At first doctors thought the symptoms would go away after chemotherapy stopped, but four years on he is still experiencing extreme pain, heightened sensitivity and unexplained sensations.
Ian had to give up work as a baker when he lost feeling in his hands and feet and could no longer feel the dough through his hands.
He can no longer carry out basic tasks like tying shoelaces, opening jars, doing up buttons or holding a standard knife and fork.
Ian said: “I can be standing on the ground and not feel anything at all, or I can get an unbearable burning sensation shoot through my legs.
“I’ve had several falls; I get what I call my Fred Astaire steps – I’ll spasm and go flying through the air or just lose my balance altogether.
“The same happens with my hands, so I’m not allowed to hold anything hot that can scald when I spasm.
“I had to give up driving and have major difficulties using public transport or taxis as I can’t feel cash.”
Despite his condition, Ian did not receive a shielding letter from the NHS when the UK went into lockdown.
When his GP found out, they wrote a letter on his behalf saying he should be shielding, however, without the official government letter, he was unable to get supermarket grocery deliveries to his home in Liverpool.
The Brain Charity’s provided him with weekly food deliveries so he had the essentials he needed.
Ian said: “It was quite frightening. I had to isolate from all family and friends, because they were still going to work.
“I was not able to get fresh fruit, vegetables, milk and bread.

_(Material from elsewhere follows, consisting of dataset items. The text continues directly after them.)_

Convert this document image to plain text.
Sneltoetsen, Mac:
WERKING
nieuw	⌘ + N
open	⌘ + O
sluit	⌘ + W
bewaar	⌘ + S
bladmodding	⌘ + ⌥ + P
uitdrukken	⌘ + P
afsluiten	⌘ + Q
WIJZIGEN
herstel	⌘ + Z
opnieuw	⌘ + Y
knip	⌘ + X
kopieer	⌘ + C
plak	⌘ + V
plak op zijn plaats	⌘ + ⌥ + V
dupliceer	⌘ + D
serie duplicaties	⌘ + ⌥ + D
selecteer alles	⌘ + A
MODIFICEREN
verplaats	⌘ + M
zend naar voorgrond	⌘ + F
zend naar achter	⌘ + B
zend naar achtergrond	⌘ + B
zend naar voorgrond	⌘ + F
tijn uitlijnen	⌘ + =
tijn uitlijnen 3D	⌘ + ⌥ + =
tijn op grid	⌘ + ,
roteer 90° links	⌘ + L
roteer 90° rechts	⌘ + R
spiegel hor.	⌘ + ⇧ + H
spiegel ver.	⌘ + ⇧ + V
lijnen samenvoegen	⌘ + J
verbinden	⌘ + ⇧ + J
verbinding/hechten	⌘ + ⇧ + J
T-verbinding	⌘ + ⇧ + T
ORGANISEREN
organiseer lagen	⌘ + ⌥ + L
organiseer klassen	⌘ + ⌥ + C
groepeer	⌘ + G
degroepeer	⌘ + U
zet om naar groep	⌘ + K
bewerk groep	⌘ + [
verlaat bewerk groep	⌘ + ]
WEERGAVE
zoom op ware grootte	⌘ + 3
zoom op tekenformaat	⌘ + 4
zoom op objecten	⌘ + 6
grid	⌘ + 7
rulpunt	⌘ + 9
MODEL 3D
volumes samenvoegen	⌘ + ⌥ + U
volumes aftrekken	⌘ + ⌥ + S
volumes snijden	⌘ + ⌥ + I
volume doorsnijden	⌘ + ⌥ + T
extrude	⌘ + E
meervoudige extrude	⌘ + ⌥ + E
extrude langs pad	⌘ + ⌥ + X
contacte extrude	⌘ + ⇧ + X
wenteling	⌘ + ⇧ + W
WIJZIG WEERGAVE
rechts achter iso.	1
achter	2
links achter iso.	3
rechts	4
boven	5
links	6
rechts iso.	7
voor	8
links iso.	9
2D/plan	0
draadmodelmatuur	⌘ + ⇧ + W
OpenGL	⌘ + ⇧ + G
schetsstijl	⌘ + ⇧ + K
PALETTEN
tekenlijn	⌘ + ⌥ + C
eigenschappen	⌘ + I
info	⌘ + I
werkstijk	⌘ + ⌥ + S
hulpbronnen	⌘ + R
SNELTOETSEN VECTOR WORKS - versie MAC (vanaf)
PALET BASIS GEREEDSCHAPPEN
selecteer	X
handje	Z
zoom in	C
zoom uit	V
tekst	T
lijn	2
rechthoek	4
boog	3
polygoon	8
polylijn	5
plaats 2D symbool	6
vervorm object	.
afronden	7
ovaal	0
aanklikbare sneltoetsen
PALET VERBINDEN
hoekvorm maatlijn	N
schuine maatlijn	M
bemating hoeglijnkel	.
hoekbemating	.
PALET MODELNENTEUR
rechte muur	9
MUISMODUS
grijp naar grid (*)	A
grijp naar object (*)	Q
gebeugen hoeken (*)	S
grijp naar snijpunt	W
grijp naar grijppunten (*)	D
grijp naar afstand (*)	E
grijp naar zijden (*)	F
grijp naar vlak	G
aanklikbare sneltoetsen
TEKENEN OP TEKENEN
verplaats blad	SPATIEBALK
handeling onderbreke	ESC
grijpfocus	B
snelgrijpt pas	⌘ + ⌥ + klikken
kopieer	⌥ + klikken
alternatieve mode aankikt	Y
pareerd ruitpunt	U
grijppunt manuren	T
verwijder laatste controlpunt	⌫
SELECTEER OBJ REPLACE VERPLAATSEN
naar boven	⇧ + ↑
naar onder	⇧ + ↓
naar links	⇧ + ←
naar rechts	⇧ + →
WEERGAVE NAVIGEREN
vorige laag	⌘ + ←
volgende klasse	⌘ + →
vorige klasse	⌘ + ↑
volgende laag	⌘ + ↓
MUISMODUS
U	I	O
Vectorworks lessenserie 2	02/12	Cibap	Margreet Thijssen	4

“I knew from when I had chemo that eating fresh fruit and veg was really important, but going to the shops was a massive risk.
“Without The Brain Charity offering help and support, there would have been times I wouldn’t have had food on the table.”
In his earlier life, Ian worked for a dog charity in Greece and has recently adopted a seven-year-old Staffordshire Bull Terrier called Missy from a rescue shelter.
He has a specialist lead that attaches to his waist as he can’t feel Missy pulling on a normal hand lead.
Despite his chronic peripheral neuropathy, Ian remains hopeful one day there will be a treatment which will reduce the pain without reducing his quality of life.
He said: “The Brain Charity has literally been a lifeline.
“I am so grateful – every single member of staff has been incredible.”